I think the general direction for converting bytea
to int[]
might be along the lines of:
SELECT string_to_array(encode(vector, 'escape'), '\\')::int[]
FROM MyTable;
How do I modify this to make the conversion work?
You can join with generate_series()
and use the get_byte()
function:
WITH b(b) AS (VALUES (BYTEA '\x55FF1200DEADBEEF'))
SELECT array_agg(get_byte(b.b, g.i) - 128)
FROM b
CROSS JOIN LATERAL generate_series(0, length(b) - 1) AS g(i);
array_agg
══════════════════════════════════
{-43,127,-110,-128,94,45,62,111}
(1 row)
This is going to be slow and inefficient, but that is to be expected if you try to save space at all costs.

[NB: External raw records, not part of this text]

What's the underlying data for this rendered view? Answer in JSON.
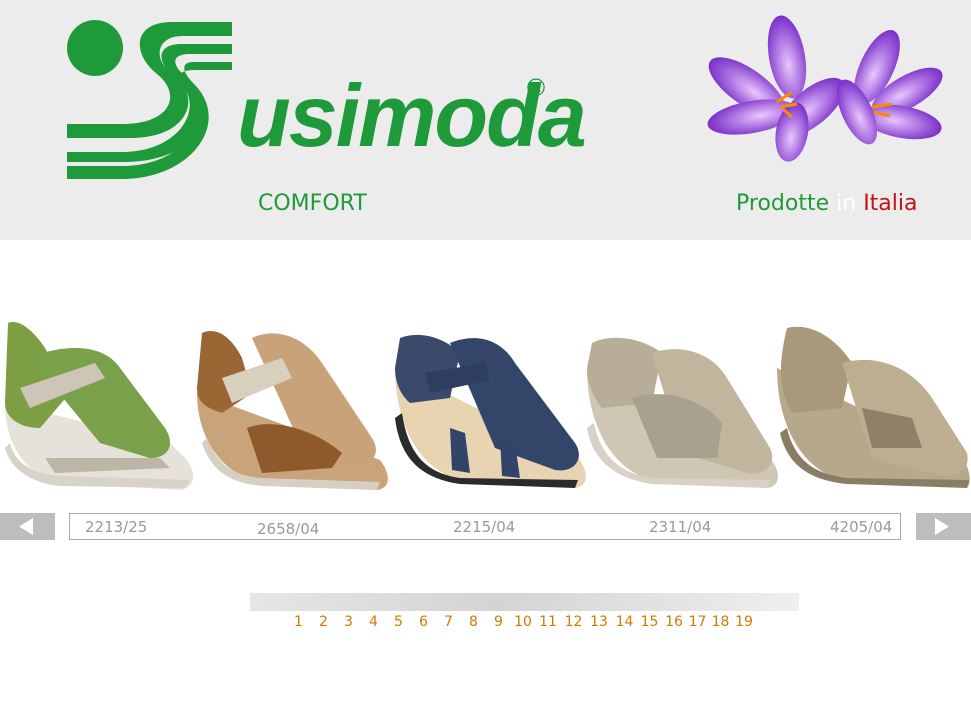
{
  "brand": {
    "name": "usimoda",
    "registered": "®",
    "tagline": "COMFORT"
  },
  "made_in": {
    "word1": "Prodotte",
    "word2": "in",
    "word3": "Italia"
  },
  "colors": {
    "brand_green": "#1f9a3b",
    "italy_red": "#c0121b",
    "page_link_orange": "#d07a00",
    "header_bg": "#ececec"
  },
  "carousel": {
    "prev_icon": "triangle-left-icon",
    "next_icon": "triangle-right-icon",
    "products": [
      {
        "code": "2213/25",
        "color": "green"
      },
      {
        "code": "2658/04",
        "color": "brown-beige"
      },
      {
        "code": "2215/04",
        "color": "navy"
      },
      {
        "code": "2311/04",
        "color": "taupe"
      },
      {
        "code": "4205/04",
        "color": "bronze"
      }
    ]
  },
  "pagination": {
    "pages": [
      "1",
      "2",
      "3",
      "4",
      "5",
      "6",
      "7",
      "8",
      "9",
      "10",
      "11",
      "12",
      "13",
      "14",
      "15",
      "16",
      "17",
      "18",
      "19"
    ]
  }
}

I would recommend to use a smallint[]
, which uses 2 bytes per number.
If you are running PostgreSQL v15 or later, you could also use an array of the internal data type "char"
, which takes only one byte per element:
SELECT ARRAY[-43,127,-110,-128,94,45,62,111]::"char"[];
array
════════════════════════════════════════
{"\\325",\x7F,"\\222","\\200",^,-,>,o}
(1 row)
To get an individual element, you use
SELECT (ARRAY[-43,127,-110,-128,94,45,62,111]::"char"[])[3]::integer;
array
═══════
-110
(1 row)
A "char"[]
uses one byte per element plus an overhead of 21 bytes per array (a bytea
has an overhead of one or four bytes per value, depending on the size).